In Costa Rica, investment funds grew 16% in 2009, in spite of losing almost 10% of their investors.
During the past financial crisis, the Costa Rican market turned out to be more stable than international markets, making it a relatively safer place for storing capital. Because of this, assets managed by investment funds grew to $2.48 billion.
However, the crisis affected small local investors, who were forced to abandon their investment funds.
Investors in Costa Rican government securities are expected to benefit from an upgrade in the nation's debt rating.
Standard & Poor's rating agency raised Costa Rica from BB "stable" to BB "positive". Although Costa Rica remains relatively vulnerable in meeting its short-term commitments, the trend is toward an improvement, it said.

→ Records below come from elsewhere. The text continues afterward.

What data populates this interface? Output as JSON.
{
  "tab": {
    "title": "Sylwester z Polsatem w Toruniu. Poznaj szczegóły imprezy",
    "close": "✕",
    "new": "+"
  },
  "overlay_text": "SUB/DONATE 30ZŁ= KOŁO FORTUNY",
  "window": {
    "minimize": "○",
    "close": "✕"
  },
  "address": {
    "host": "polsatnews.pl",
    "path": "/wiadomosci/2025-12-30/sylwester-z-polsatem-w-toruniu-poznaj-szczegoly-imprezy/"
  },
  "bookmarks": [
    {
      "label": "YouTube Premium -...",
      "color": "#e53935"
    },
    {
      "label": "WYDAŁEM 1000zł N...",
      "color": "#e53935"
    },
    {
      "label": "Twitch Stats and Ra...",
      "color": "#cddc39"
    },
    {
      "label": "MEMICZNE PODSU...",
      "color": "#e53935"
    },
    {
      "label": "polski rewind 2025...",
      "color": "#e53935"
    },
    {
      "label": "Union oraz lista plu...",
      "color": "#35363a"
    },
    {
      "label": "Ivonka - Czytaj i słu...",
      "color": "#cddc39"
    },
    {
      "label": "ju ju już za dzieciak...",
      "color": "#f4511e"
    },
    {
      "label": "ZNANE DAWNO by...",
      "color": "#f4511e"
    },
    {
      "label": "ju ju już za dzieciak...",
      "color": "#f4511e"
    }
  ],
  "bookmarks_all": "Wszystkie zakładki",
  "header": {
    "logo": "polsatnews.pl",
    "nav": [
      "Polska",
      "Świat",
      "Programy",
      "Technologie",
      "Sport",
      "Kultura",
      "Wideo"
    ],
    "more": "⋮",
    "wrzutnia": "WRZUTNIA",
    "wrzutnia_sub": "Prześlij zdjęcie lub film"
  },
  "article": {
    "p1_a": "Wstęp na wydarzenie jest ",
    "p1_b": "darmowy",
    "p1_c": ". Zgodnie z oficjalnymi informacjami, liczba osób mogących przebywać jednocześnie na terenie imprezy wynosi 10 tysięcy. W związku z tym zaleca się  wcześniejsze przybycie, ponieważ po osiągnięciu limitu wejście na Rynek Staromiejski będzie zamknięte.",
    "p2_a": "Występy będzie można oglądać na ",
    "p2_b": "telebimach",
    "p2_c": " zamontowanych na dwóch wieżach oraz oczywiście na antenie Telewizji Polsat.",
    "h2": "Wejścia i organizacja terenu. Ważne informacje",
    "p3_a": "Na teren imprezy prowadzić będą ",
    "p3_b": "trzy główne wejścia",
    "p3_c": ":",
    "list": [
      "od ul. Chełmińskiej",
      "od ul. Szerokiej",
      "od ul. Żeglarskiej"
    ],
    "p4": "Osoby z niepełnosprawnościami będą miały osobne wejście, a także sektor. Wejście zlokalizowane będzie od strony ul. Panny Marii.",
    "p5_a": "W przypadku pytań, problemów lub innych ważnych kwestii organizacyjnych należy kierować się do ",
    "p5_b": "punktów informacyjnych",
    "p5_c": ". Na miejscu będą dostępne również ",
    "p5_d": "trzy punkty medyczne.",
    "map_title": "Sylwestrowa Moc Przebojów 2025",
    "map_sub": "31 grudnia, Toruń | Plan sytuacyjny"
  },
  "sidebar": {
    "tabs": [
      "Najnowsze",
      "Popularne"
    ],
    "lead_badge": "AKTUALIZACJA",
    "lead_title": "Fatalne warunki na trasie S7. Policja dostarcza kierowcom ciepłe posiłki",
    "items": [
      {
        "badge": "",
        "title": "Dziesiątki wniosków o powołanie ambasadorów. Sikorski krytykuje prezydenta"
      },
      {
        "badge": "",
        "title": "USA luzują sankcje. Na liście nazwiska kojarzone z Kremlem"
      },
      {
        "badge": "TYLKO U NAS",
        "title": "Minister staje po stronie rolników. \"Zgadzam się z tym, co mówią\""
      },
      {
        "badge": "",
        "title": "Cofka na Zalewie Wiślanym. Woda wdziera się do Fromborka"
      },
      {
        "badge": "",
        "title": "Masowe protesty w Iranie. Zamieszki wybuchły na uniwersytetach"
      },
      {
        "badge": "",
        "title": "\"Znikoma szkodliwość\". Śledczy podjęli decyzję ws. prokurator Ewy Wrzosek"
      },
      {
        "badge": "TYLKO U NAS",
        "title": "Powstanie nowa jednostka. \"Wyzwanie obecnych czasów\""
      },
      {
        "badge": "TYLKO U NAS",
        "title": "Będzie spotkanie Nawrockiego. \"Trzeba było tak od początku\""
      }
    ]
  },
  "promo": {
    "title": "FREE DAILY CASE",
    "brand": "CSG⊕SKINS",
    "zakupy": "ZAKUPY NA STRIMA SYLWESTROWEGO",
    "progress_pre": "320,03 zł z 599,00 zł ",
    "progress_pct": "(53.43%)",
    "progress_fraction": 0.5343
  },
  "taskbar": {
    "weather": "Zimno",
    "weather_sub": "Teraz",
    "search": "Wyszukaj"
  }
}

The change is expected to lead to a greater return for those who have invested in government titles, and it will improve the government's ability to fulfill its near-term obligations.
Costa Rica's Cathay financial group is withdrawing its investment funds from the market, leaving 132 investors to seek other opportunities.
Geannina Gurdián, a Cathay manager, said the group found that management of the funds took up time that could be more profitably occupied in other activities.
Real-estate development funds are a novelty in Costa Rica's financial markets and they have been slow to take off.
Although the market regulator, Sugeval, has authorized 13 projects to far, only one is actually under construction.
Market specialists say that investors are wary of any new concept, but some complain that the system involves too much red tape.